From what I’ve read and learned, different cultures define friendship differently. In some cultures – the French, for example – families have known each other for generations and while people will be polite and helpful to newcomers, attaining the label of “friend” could take several decades, if not generations.
In Southern California on the other hand, it seems that you can become someone’s best friend in less time than it takes to get stuck on the 405 freeway. But those friendships seem to evaporate just as mysteriously as a traffic jam, with no rhyme or reason behind why it went away or what caused it in the first place.
Numerous guidebooks for expats in Thailand warn that the natural friendliness of Thais shouldn’t be mistaken as close friendship. They may confide many things in you because they see you as someone outside the rigid hierarchy of Thai society. It is that same hierarchy, though, that will forever keep you in a certain place that isn’t quite friendship.
A question that came up from some readers was whether I’ve developed any close friendships with Tawn’s friends. While they are nice people and most make an effort to engage with me when we socialize together, we haven’t developed any unique friendships. Looking back to our time in San Francisco, I think there are two or three of my friends with whom Tawn would hang out on occasion in my absence. I can’t imagine any of Tawn’s friends here in Krungthep inviting me out while Tawn was out of town.
A Haphazard Process
I’ve met many people here – most of them nice people. They come from many different countries and backgrounds. Granted, there is a disproportionate representation of gay American men, but there is still some diversity to the larger group.
The process of meeting these people has been haphazard. Sometimes it has been through chance meetings. Other people read my blog or trip reports and, being in similar relationships to mine, have contacted me, giving us a common starting ground. I meet other people when several degrees of separation are closed by a mutual acquaintance.
I continue to try other ways of meeting people. I’ve attended events at the Foreign Correspondents’ Club and joined Democrats Abroad Thailand and met interesting people. I’ve even posted an advertisement in the “strictly platonic” section of the Craigslist website that resulted in meeting one person, who has now moved off to Australia.

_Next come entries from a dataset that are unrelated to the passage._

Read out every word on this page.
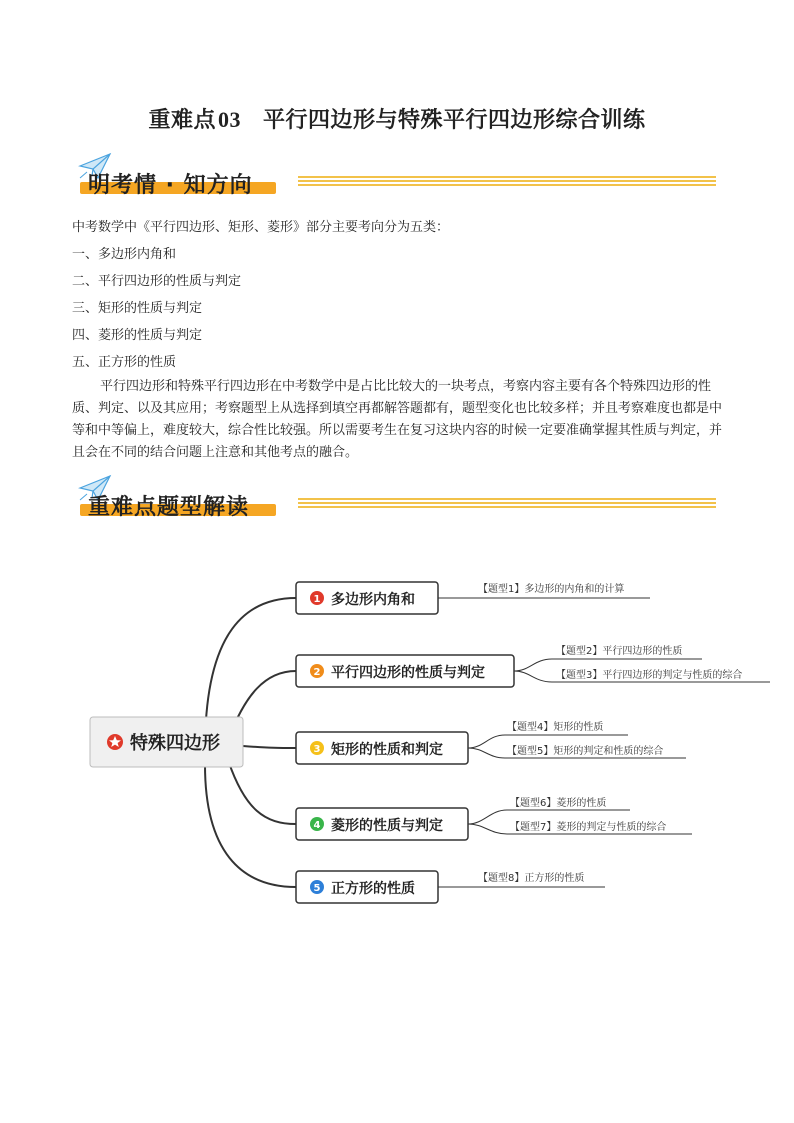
重难点03 平行四边形与特殊平行四边形综合训练
明考情 · 知方向
中考数学中《平行四边形、矩形、菱形》部分主要考向分为五类：
一、多边形内角和
二、平行四边形的性质与判定
三、矩形的性质与判定
四、菱形的性质与判定
五、正方形的性质
平行四边形和特殊平行四边形在中考数学中是占比比较大的一块考点，考察内容主要有各个特殊四边形的性质、判定、以及其应用；考察题型上从选择到填空再都解答题都有，题型变化也比较多样；并且考察难度也都是中等和中等偏上，难度较大，综合性比较强。所以需要考生在复习这块内容的时候一定要准确掌握其性质与判定，并且会在不同的结合问题上注意和其他考点的融合。
重难点题型解读
特殊四边形
1 多边形内角和
【题型1】多边形的内角和的计算
2 平行四边形的性质与判定
【题型2】平行四边形的性质
【题型3】平行四边形的判定与性质的综合
3 矩形的性质和判定
【题型4】矩形的性质
【题型5】矩形的判定和性质的综合
4 菱形的性质与判定
【题型6】菱形的性质
【题型7】菱形的判定与性质的综合
5 正方形的性质
【题型8】正方形的性质
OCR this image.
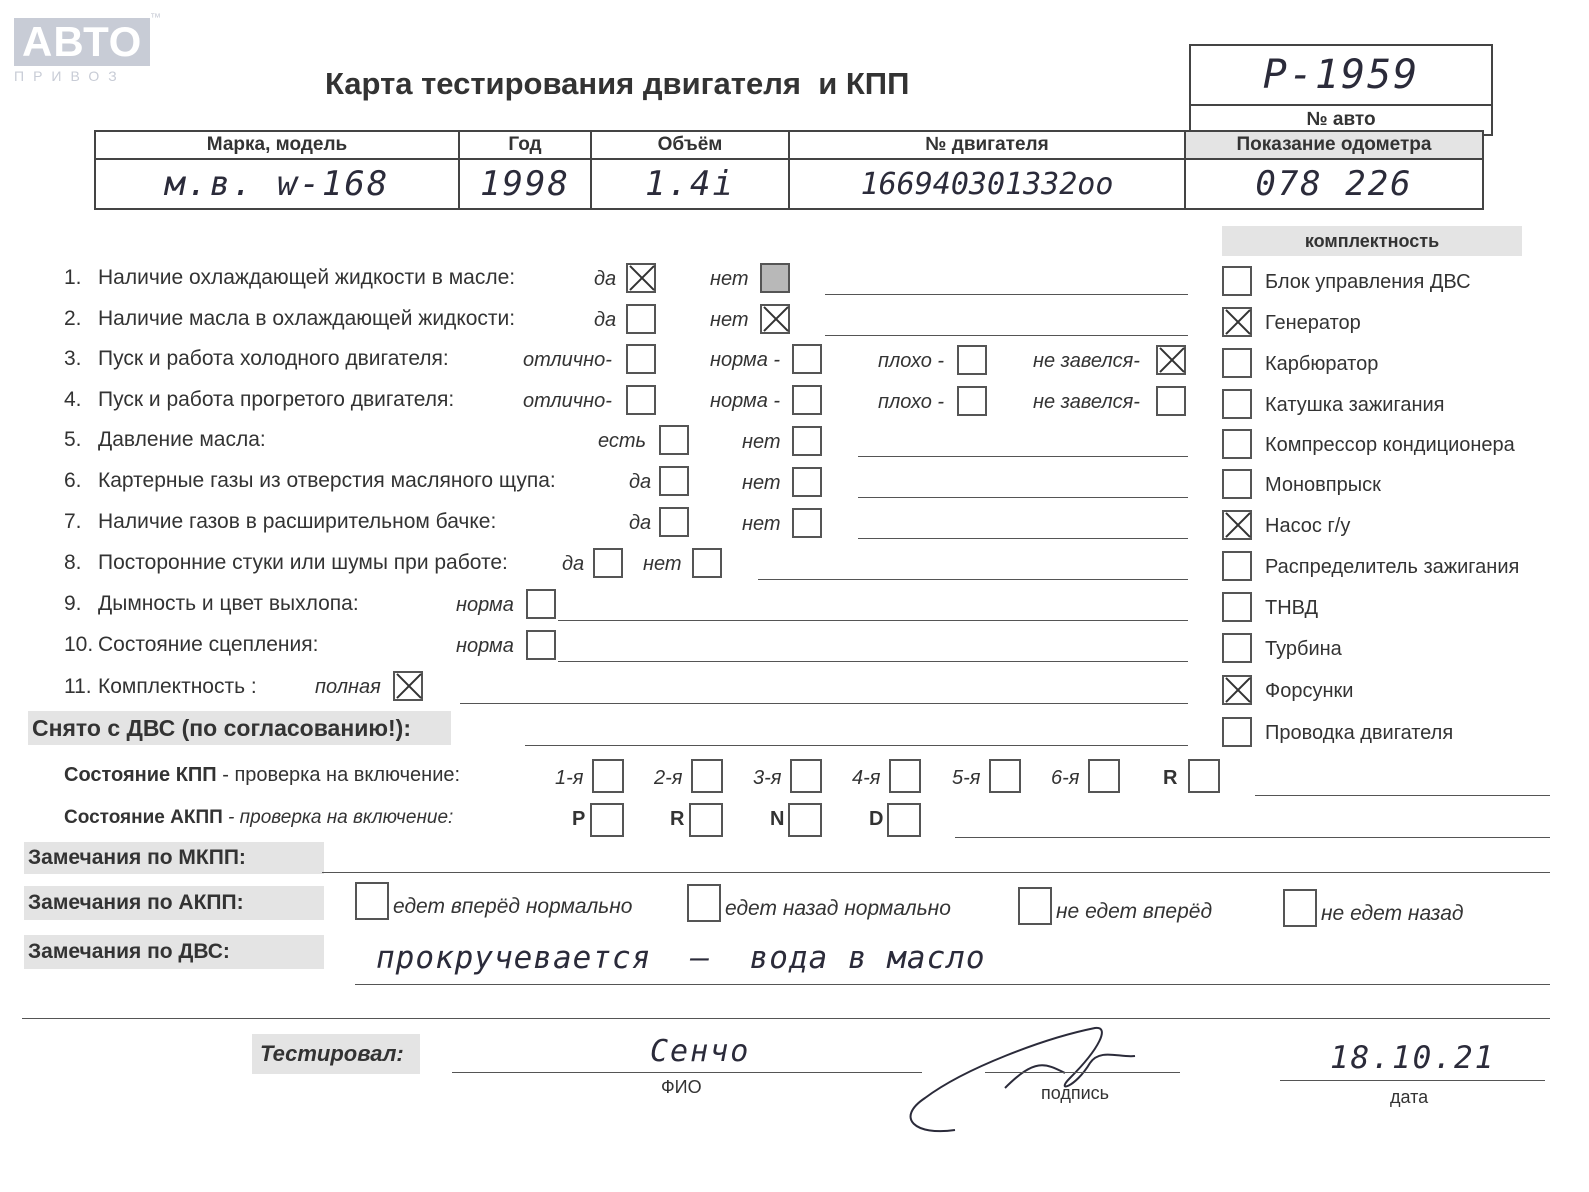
АВТО
ПРИВОЗ
™
Карта тестирования двигателя  и КПП	Р-1959
№ авто
Марка, модель	Год	Объём	№ двигателя	Показание одометра
м.в. w-168	1998	1.4i	166940301332oo	078 226
комплектность
1. Наличие охлаждающей жидкости в масле:	да	нет
2. Наличие масла в охлаждающей жидкости:	да	нет
3. Пуск и работа холодного двигателя:	отлично-	норма -	плохо -	не завелся-
4. Пуск и работа прогретого двигателя:	отлично-	норма -	плохо -	не завелся-
5. Давление масла:	есть	нет
6. Картерные газы из отверстия масляного щупа:	да	нет
7. Наличие газов в расширительном бачке:	да	нет
8. Посторонние стуки или шумы при работе:	да	нет
9. Дымность и цвет выхлопа:	норма
10. Состояние сцепления:	норма
11. Комплектность :	полная
Блок управления ДВС
Генератор
Карбюратор
Катушка зажигания
Компрессор кондиционера
Моновпрыск
Насос г/у
Распределитель зажигания
ТНВД
Турбина
Форсунки
Проводка двигателя
Снято с ДВС (по согласованию!):
Состояние КПП - проверка на включение:	1-я	2-я	3-я	4-я	5-я	6-я	R
Состояние АКПП - проверка на включение:	P	R	N	D
Замечания по МКПП:
Замечания по АКПП:	едет вперёд нормально	едет назад нормально	не едет вперёд	не едет назад
Замечания по ДВС:	прокручевается  —  вода в масло
Тестировал:	Сенчо
ФИО	подпись
18.10.21
дата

I’ve tried meeting Thais. In general, the Thai women seem less comfortable making friends with a random farang. Some Thai men I’ve met are attached to farang partners, so the group grows by pairs. Other Thai men may or may not be attached, but Tawn gets suspicious of their true intentions – probably rightfully so. On top of it, there is some truth to the previously mentioned expat guidebook warnings about the challenges of making friends with locals.
It is the haphazard nature of these meetings that I think makes the process strange for me. Meeting people through school or work, as has been most of my previous experience, ensured that there were a lot of common interests and experiences to begin with. Nowadays, the common ground is less clear at first, other than knowing we are all expats.
Slowly, connections and common ground have become clearer amidst the haphazardness. Along the way, I’ve had some really good conversations, shared experiences, and situations that create unique connections with others. I’ve learned from their many perspectives. I’ve certainly had the opportunity to commiserate with others who are going through the same expat experiences as I.
But how many of these haphazardly-met people will really develop into friends?